From this, we can presume that a community does not form around a specific product, service, or company. Rather, a community builds from the ideas, methodologies, and processes that allow certain individuals to have something in common with others. This definition of a community is applicable under any setting — even in Web3.

The Concept of Community in Web3

In Web3, a community is even more crucial. It is the lifeblood of Web3. And without it, your project or startup can easily fade away into oblivion.

You might be wondering why. So, let’s go back to the core of Web3, which calls for a more open and democratic Internet — one where we can claim ownership, portability, and transparency.

The problem with Web2 is that it is ethically and structurally flawed due to its top-down governance model. The majority of companies push for features that users don't need, like, or want. That’s because it prioritizes political and shareholder incentives, rather than what its community of users wants.

As Web3 brings ownership to the people, it calls for bringing people together and creating a collective around projects based on a set of common goals and values. This is how a community is born in Web3. However, in a world where decentralization rules, success is not defined simply by having a great product or service that can convince investors. For a project or a startup to be successful, it needs a strong tight-knit community that will tirelessly stand with the company through thick and thin.

If you’ve noticed, many of the most successful applications in the Web3 space are DAOs, which operate on NFT or token-based decentralized governance. Such organizational structure and model derive strength from its community through governance participation that is equally distributed within the community. Instead of a central authority, like a CEO or a board of directors, deciding on the future of a project, each community member in a DAO has a fair share of the project — allowing every member to participate and vote on key decisions with equal power.

This means that each member of the DAO oversees the protocol laid out for the project. And, because incentives are aligned with the success of the project, it is also in the best interests of the members to vote for plans that serve the best interests of the project itself.

Even though a startup is not necessarily a DAO, its community still plays a significant role in its success due to the financially incentivized structure associated with many Web3 startups. Always remember that your community members are your most loyal users and supporters. And whether you like it or not, they will remain to be your source of strength and resilience.

Challenges of Community Building

As much as we hope for eternal sunshine in Web3, darkness creeps into some corners of the space. Here are some of the common challenges of community building:


The proliferation of spam accounts in your community can be detrimental to the success of your project. The presence of spam posts and messages in your community can delegitimize your project, reinforce inappropriate behavior within your community, and increase your risks of failure. While identifying which members and posts are valid and authentic can sometimes be difficult, it is a necessary task. If not addressed correctly, it can drive other community members to leave to escape the spammy environment.


A normal day in a Web3 community can consist of more than 100,000 activities. If this is your community, it can be difficult to tune out the noise and stay on top of what’s really important. So, leverage a single source of truth for your community to weed out the noise and unlock intelligent insights.


The health of your community can be measured by the overall sentiment of the community members.
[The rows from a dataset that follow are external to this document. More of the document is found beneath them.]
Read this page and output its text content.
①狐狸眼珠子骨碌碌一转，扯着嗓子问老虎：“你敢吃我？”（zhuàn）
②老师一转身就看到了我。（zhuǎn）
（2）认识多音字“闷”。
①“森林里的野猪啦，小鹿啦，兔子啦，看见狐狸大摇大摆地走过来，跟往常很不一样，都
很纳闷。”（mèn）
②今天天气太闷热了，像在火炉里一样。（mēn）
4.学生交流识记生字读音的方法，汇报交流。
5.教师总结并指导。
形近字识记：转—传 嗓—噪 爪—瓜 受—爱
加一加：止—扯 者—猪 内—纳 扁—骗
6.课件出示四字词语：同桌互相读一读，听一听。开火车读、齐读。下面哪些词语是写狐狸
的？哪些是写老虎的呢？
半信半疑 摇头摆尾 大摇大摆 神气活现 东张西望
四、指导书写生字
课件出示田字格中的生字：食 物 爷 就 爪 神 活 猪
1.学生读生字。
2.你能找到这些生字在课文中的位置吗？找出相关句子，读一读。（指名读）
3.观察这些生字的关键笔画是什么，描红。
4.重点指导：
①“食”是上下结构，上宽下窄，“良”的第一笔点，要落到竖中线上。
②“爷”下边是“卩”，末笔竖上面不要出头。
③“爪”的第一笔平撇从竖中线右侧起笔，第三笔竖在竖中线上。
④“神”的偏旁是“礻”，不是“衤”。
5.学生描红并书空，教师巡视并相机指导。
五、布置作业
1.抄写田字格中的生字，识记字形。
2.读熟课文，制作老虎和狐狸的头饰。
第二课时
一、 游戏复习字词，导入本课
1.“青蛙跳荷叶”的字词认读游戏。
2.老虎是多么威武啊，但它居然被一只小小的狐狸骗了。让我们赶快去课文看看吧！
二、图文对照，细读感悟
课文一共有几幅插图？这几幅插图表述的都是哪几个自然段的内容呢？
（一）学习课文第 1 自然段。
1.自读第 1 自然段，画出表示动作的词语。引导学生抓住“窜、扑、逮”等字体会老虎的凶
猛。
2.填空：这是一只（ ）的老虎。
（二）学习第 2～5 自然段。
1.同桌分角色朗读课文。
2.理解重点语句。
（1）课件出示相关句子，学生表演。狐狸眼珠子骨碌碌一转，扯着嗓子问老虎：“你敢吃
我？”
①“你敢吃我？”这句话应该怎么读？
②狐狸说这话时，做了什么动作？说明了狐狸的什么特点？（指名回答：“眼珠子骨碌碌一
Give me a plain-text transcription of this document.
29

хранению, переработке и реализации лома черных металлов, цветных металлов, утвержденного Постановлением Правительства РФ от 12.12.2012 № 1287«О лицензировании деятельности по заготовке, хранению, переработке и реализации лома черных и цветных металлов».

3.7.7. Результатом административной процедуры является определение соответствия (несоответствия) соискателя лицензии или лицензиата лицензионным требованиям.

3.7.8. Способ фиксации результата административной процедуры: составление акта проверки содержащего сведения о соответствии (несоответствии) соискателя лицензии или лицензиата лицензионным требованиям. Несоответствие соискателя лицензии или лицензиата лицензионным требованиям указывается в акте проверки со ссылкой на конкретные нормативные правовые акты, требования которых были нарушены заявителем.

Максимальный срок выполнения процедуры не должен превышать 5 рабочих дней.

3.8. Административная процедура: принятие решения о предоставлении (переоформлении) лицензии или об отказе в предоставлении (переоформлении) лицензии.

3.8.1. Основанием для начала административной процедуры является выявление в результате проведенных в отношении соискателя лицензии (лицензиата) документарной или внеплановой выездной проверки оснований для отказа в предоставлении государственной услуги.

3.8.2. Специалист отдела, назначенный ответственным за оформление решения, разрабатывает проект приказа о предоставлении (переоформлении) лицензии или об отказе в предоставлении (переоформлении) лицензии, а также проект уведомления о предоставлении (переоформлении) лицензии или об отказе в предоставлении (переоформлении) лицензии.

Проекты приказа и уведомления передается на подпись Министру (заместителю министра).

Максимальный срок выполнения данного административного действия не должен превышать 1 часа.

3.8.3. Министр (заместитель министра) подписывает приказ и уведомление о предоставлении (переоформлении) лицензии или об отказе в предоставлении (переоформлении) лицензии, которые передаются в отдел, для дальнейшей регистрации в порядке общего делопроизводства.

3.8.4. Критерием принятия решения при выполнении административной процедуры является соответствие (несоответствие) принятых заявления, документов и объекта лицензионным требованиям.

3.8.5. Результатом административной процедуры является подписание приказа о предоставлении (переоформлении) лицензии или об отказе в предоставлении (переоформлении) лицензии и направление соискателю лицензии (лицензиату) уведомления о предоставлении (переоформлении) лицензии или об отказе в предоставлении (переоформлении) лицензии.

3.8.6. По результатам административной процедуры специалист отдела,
Negative sentiments are often in the form of fear, uncertainty, and doubt (FUD). To manage negative sentiments, being transparent, reaffirming the company’s core values, and over-communicating can go a long way. A hint of humility from the co-founders would not hurt as well, as it shows character, building trust among community members.  

Key Takeaway

Community is a central aspect of the Web3 business model. But, understanding how to incorporate a community into your brand and manage it well can be complex. It’s a constant struggle of balancing authenticity and transparency all while creating a strong reputation. But when done right, you’ll reap the benefits. Just look at the Bored Ape Yacht Club and other successful NFT projects. The majority of its success can be attributed to effective community management. So, invest in your community and they will give back more than you expect.